Гарденберг посмотрел на труп.
– Я знал его еще ребенком.
– Если это самоубийство, зачем он это сделал?
– Это уже второй вопрос, – сказал доктор Петер.
Гарденберг вышел из подвала. В холле гостиницы он увидел толстого издателя. Лазарус махнул рукой. Гарденберг подошел к нему.
– Я полагаю, вы намерены сейчас пойти к себе в комнату и заняться рукописью?
– Да, собираюсь.
– Я думаю, что завтра к вечеру мы получим полную ясность во всех вопросах.
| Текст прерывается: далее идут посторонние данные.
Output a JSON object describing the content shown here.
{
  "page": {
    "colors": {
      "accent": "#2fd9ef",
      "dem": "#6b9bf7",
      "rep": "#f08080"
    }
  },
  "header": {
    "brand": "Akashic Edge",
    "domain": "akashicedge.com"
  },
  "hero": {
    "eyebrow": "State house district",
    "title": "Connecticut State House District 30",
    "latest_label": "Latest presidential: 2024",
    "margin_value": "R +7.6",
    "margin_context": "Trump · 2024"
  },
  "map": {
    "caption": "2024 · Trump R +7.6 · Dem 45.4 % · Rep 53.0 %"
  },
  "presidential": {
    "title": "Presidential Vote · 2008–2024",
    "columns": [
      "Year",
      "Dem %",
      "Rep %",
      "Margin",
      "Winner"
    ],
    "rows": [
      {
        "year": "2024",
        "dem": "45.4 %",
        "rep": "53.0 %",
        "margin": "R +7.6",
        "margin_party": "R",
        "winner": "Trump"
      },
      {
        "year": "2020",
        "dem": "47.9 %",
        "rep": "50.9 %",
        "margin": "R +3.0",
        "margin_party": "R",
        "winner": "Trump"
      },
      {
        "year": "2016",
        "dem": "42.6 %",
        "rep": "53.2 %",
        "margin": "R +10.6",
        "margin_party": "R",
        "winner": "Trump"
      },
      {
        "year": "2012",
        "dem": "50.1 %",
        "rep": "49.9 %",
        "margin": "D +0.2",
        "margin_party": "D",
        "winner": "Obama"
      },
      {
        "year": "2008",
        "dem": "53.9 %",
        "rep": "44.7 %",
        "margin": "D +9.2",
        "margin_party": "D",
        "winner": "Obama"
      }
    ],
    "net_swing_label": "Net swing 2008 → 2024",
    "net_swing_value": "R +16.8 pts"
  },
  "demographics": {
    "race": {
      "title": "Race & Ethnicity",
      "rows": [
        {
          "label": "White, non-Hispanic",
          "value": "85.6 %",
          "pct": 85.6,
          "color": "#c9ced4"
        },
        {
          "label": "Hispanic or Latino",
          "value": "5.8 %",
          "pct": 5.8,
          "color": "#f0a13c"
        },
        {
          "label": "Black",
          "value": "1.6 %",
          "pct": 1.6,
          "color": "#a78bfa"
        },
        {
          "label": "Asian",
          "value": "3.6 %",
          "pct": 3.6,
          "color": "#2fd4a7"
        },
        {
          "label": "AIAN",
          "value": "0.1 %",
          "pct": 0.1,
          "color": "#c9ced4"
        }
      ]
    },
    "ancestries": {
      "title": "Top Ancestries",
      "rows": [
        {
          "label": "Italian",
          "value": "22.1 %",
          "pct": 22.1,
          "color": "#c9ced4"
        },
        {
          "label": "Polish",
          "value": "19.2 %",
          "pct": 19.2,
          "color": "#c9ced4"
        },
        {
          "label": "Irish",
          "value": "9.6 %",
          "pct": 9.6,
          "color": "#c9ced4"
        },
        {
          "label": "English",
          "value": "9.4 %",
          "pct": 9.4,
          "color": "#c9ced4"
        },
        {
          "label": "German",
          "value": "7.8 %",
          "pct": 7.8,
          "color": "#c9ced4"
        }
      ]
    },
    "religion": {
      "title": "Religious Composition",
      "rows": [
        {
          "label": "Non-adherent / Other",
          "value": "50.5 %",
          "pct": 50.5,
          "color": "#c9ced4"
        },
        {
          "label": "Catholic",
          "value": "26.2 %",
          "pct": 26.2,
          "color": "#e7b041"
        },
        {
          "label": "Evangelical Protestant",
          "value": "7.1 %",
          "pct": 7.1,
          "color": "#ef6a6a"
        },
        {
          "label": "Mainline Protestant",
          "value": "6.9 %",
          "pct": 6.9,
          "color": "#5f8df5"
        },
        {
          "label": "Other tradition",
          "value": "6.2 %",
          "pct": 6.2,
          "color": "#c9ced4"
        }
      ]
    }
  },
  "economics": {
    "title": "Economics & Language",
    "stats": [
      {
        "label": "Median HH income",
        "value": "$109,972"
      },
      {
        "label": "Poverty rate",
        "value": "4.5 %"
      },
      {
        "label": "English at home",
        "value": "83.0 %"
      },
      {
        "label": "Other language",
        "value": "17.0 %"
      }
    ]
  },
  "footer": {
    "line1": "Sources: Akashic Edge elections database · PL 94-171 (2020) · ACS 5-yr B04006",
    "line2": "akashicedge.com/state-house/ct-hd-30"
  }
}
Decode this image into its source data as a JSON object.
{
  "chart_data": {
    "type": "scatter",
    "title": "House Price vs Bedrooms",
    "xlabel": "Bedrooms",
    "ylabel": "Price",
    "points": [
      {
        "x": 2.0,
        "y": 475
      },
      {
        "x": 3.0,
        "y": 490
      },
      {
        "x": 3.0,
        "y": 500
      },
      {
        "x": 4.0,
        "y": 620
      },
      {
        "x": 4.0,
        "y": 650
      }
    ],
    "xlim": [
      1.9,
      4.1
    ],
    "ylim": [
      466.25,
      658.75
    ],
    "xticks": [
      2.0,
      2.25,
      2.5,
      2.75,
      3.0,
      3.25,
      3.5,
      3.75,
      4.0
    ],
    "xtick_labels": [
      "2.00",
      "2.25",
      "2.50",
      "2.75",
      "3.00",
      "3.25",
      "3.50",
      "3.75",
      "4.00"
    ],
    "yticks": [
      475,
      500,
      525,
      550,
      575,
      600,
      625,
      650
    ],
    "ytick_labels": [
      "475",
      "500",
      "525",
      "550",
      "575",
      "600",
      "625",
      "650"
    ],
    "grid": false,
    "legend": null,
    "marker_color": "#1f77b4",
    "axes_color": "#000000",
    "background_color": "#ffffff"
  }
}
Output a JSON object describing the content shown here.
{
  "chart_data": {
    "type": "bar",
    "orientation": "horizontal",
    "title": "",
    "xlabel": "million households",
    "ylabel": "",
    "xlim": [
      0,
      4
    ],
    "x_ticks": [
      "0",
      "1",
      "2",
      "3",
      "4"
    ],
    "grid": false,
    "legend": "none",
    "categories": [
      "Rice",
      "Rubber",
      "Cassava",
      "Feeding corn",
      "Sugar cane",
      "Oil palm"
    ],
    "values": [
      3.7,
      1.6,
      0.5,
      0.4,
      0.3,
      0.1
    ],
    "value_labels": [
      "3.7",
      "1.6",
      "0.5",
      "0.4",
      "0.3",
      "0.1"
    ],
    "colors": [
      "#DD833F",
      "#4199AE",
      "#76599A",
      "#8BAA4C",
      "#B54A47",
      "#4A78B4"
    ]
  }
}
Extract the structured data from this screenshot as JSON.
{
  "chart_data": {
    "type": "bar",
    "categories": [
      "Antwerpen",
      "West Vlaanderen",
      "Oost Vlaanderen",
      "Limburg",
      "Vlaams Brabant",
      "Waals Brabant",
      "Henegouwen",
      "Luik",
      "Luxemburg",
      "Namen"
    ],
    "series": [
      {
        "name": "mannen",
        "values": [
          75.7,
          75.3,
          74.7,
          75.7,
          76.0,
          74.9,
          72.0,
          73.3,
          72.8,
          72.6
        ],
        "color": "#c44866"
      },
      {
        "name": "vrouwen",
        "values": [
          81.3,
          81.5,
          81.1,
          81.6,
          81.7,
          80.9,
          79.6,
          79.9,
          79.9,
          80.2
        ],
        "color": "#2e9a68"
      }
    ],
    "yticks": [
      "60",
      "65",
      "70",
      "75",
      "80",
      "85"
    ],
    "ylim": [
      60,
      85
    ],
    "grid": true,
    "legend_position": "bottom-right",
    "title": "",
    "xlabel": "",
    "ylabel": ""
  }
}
Скажите, господин комиссар, карманы убитого вы уже обыскали?
– Конечно.
– И что нашли?
– Да ничего особенного.
– Там не было, случайно, маслины?
– А зачем это вам?
– Если вы читали рукопись, тогда, вероятно, поймете мой вопрос. Так была у него в кармане маслина?
– Да, очень старая, засохшая.
– Где она?
– В моей комнате.
Пауль Роберт Вильгельм Альберт Лазарус шепотом добавил:
– Если она вам больше не нужна, маслина, господин комиссар, не могли бы вы мне ее отдать?
– Зачем?
– Просто так, – ответил неуклюжий толстяк, краснея. – Просто так.